Originally Posted by DuckieTigger
Got a few things about Penelope. I finally downloaded it and looked through your code. It appears to me that you hacked the XML support in afterwards, especially since you parse the file by hand reinventing the wheel. Is that what happened?
For stardict the custom parser might be useful, but for XML it is not. The parser is invoked after you already gobblesmacked the XML file apart. Any useful information there might have been other than key and def are gone. If you are capable to write your own custom parser, then you should be able to output a XML file with all information necessary for Penelope. E.g. synonyms as an optional part of an <entry>. I'll rewrite your read_from_xml_format() - maybe you will like it.
yes, the XML parser was added later. But its philosophy is clear: start from a set of (word, definition) and read it. This is generally the case when you unpack a MOBI dictionary, for example. In that case, the custom parser part is still useful. For example, I might decide to extract synonyms from the definitions (for example, if my definitions have a <p>SYN: ... </p>, but only for some words).
But I agree that, in general, one can code a more complex "XML" parser. I just wanted it to be quick and dirty, with the bare minimum needed by the remaining code, as I explain in the web page
. But if you want to send me your code, I will look at it and integrate it in the tool.
Originally Posted by DuckieTigger
Also I do not yet quite understand what the difference between substititon and synonym is. Wouldn't it make sense to simply add synonyms to your global substitution list and let them be added at the end?
With reference to this data format:
[ word, include, synonyms, substitutions, definition ]
the difference is that synonyms are associated to the current word, and extracted while parsing the definition of word, while substitutions are pairs (word, substitute_with_some_other_word).
The nect effect of synonyms is that an entry is created for word, both in the index and in the definition files, while for each synonym only the index entry is created, pointing at the same definition of "word".

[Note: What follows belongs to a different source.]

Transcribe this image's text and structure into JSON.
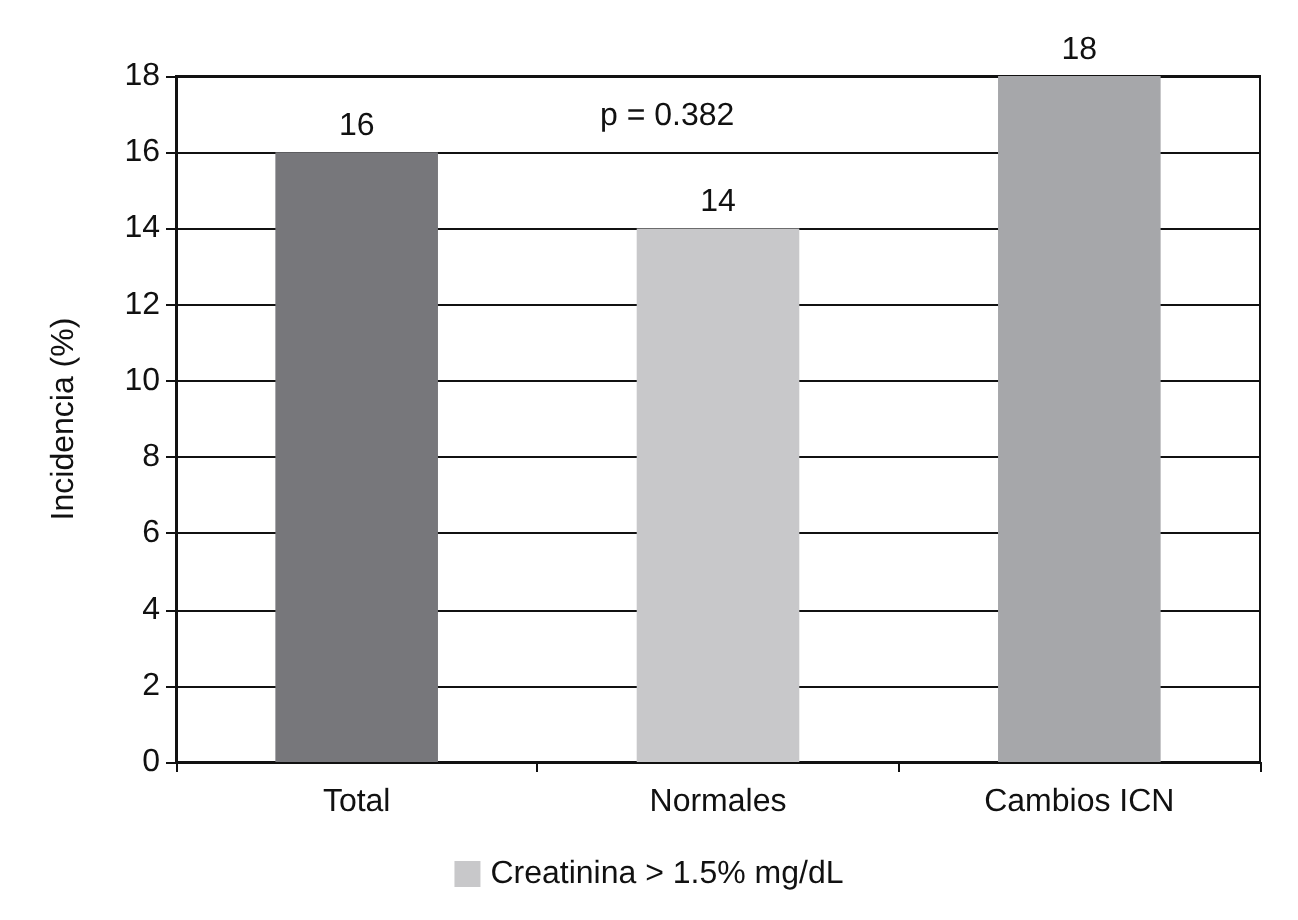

The nect effect of substitutions is that an entry is created for "word", pointing at the definition of "substitute_with_some_other_word".
The functional difference is that substitutions can be done only after all the definitions are actually written on disk, that's why they are accumulated and processed together at the end. On the other hand, synonyms can be inserted in the index immediately.

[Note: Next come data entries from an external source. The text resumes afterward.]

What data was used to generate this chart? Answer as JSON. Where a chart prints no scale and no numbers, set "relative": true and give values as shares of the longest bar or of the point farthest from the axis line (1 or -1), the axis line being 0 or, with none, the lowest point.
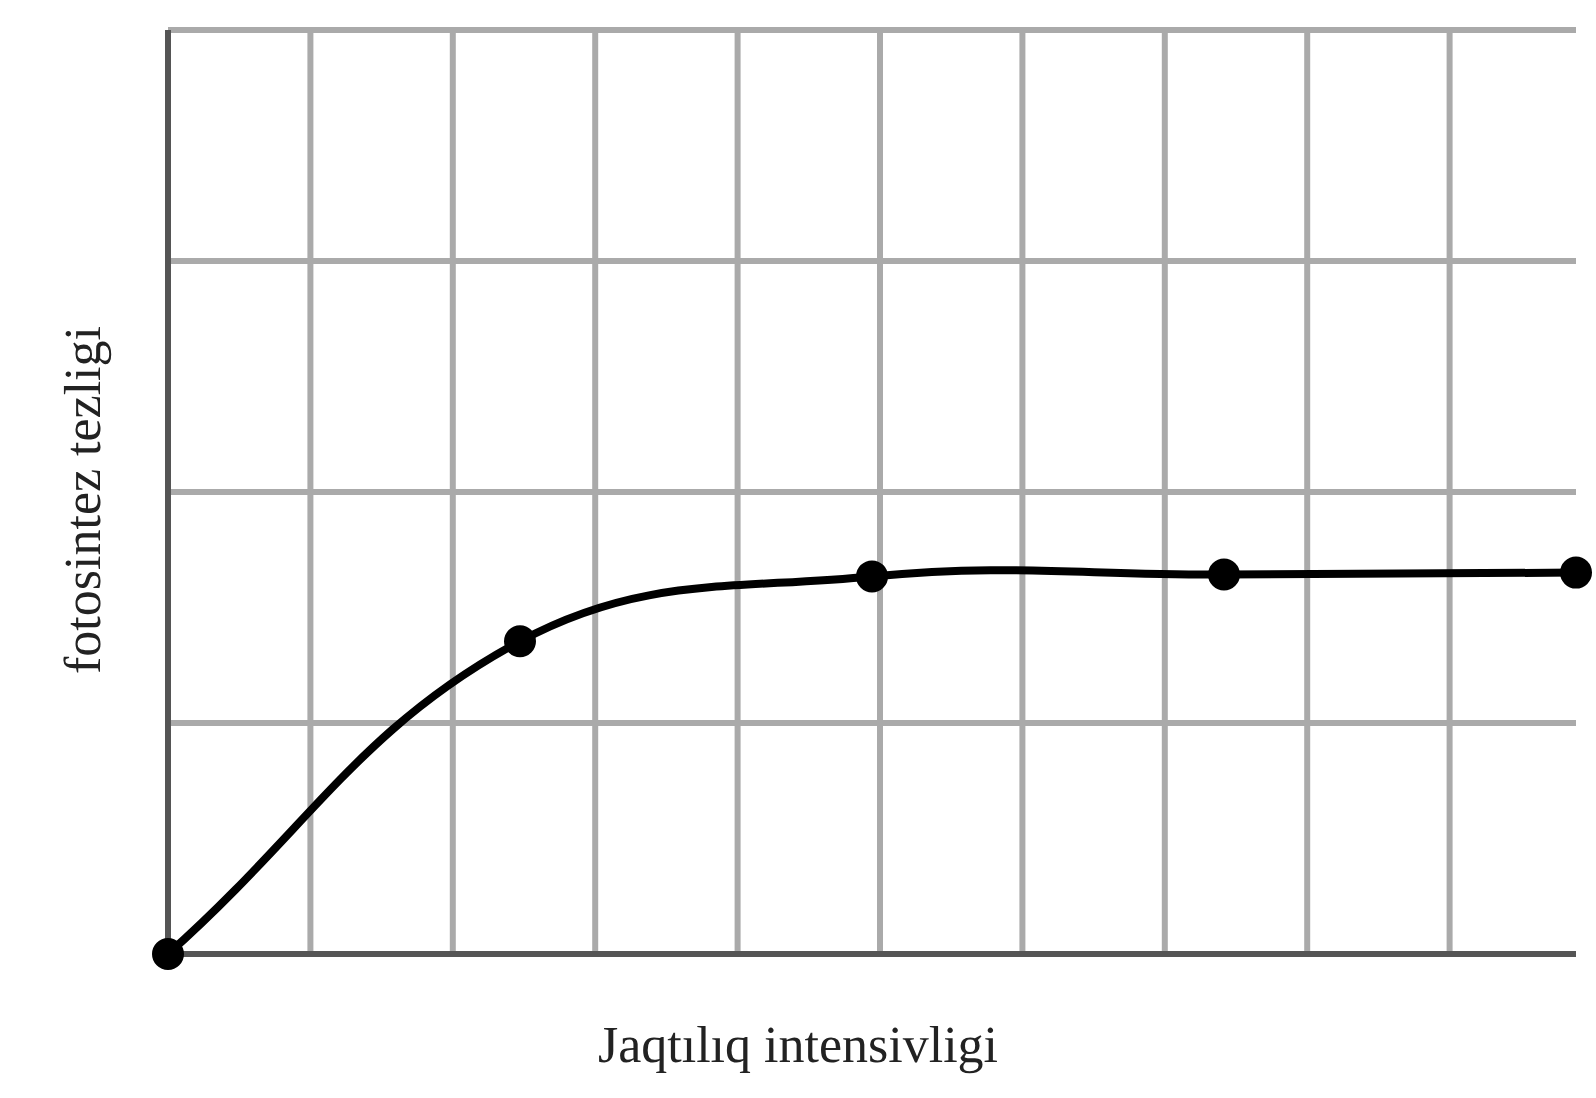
{
  "chart_data": {
    "type": "line",
    "relative": true,
    "xlabel": "Jaqtılıq intensivligi",
    "ylabel": "fotosintez tezligi",
    "categories": [
      null,
      null,
      null,
      null,
      null
    ],
    "series": [
      {
        "color": "#000000",
        "values": [
          0,
          0.82,
          0.99,
          0.995,
          1
        ]
      }
    ],
    "marker": "circle",
    "line_style": "solid",
    "grid": true,
    "legend": false
  }
}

Three motivating examples for this strategy.
1) When you parse stuff like a wiktionary, where you have lots of pages in the form "mice is the plural of mouse". (Two pages: "Mice" and "Mouse")
If you don't want to create a definition of "mice", but still have the definition of "mouse" displayed, when processing "mice" you can set up a substitution: the dictionary will not contain an entry for "mice" but when you select "mice" on your document you will get the definition for "mouse". But since you will encounter "mice" before "mouse", you do not know at which position in the definition file you must make your "mice" index record point at. So, you will use a substitution in this case.
(Note that my code does not check that a definition for "Mouse" actually exists)
2) Another example occurs quite often in Italian, where adjectives have suffixes for masculine/feminine and singular/plural (amico, amica, amici, amiche are the four adjectives corresponding to friend). Usually in the dictionary you will find only the masculine singular (amico). But you might want all the four versions to point at the same definition: (amico, amica, amici, amiche -> amico), without having defs for "amica", "amici", "amiche".
3) Sometimes a word has more than one spelling. Again, this is particularily true in Italian, where ancient spellings co-exhist with modern ones (say, "abbazia" and "abbadia" for "abbey"). Usually you will find listed in the dictionary only the modern term, but in its definition you will find something like "ANCIENT SPELLING: ...". In this case, you parse the definition of "abbazia", find out that there is also the ancient spelling "abbadia", and add it to the "abbazia" tuple as a synonym. Doing so will create two entries in the index (one for "abbazia", one for "abbadia") pointing at the same definition.